Zubrzycki explains that existing legal tools are unlikely to resolve the interoperability trap. The federal regulatory exceptions to medical information sharing are permissive, rather than mandatory, and are narrowly framed such that they are unlikely to provide much protection. Nor will the HIPAA Privacy Rule or the Fourth Amendment resolve this quandary. The HIPAA Privacy Rule, as I have explained elsewhere, broadly authorizes law enforcement access to otherwise protected personal health information. Moreover, the Privacy Rule “expressly permits patient records to be shared whenever the sharing is for treatment purposes.” The Fourth Amendment is equally unavailing. “[E]ven at its remedial maximum, the Fourth Amendment requires only a warrant based on probable cause in order for law enforcement to obtain records.” That is, “even assuming that the Fourth Amendment protects medical records at all . . . law enforcement could still obtain those records with relative ease, as the probable-cause standard is not particularly burdensome” in investigating a suspected unlawful abortion.

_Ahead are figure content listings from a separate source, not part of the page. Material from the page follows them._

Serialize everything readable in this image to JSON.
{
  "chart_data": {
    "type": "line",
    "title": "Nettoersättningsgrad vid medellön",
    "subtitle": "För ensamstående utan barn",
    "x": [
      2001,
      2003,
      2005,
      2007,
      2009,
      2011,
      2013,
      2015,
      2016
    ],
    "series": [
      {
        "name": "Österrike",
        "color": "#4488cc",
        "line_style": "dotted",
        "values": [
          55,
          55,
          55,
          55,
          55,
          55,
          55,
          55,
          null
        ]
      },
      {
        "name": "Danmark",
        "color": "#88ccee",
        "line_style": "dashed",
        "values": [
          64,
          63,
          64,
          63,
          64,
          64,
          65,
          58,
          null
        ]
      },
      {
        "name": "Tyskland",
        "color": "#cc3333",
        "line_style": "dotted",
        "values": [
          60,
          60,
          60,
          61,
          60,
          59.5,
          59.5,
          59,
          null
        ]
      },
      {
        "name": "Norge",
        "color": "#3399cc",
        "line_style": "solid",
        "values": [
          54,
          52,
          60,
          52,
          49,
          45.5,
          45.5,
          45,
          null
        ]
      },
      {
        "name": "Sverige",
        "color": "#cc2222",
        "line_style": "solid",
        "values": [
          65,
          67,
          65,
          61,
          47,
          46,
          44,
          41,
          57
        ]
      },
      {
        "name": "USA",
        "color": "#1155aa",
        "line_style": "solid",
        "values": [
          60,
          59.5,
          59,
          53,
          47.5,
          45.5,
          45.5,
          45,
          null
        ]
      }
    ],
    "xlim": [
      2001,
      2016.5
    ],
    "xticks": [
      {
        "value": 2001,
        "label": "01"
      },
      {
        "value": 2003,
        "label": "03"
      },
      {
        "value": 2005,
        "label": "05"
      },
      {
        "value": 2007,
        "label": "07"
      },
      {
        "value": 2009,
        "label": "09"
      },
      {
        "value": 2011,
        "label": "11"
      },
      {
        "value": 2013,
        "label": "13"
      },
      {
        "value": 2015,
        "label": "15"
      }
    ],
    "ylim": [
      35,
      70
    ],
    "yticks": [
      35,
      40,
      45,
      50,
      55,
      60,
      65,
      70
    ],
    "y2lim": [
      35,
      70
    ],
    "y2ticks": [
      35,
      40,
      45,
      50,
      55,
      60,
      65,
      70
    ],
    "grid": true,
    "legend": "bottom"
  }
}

But all is not lost! In addition to lucidly and incisively diagnosing the abortion interoperability trap, Zubrzycki also identifies legal and other mechanisms for addressing this problem. She argues that private providers and other stakeholders can take steps to better protect sensitive medical records under their control. Healthcare providers could, for instance, adopt more exacting patient informed consent requirements prior to disclosing an abortion, miscarriage, or stillbirth, so long as that requirement is not so onerous as to run afoul of the Information Blocking Rule. A more extreme, but perhaps more effective, response would involve reverting to paper records instead of electronic ones, as paper records are not covered by the Information Blocking Rule.
Better still, Zubrzycki identifies interventions that state and federal actors could take to better shield sensitive medical data—and her work here has already had an impact. In March 2023, Maryland enacted legislation based in significant part on Zubrzycki’s recommendations for closing the abortion interoperability trap. In introducing the legislation, the sponsoring state senator expressly invoked Zubrzycki’s proposal that “[t]he most effective legislative approach for states may be to prohibit electronic-health-record vendors and health-information exchanges from facilitating the transfer of abortion-related data across state lines.” The U.S. Department of Health and Human Services has also proposed changes to the HIPAA Privacy Rule to better protect reproductive health care privacy that are consistent with Zubrzycki’s recommendations, though the notice of proposed rulemaking does not cite Zubrzycki directly.
Scholarship like Zubrzycki’s not only advances the scholarly conversation about data and health privacy; it also makes concrete and positive change in the real world. Particularly as states act ever more aggressively to regulate contested forms of care, such scholarship is an essential part of successful academic work.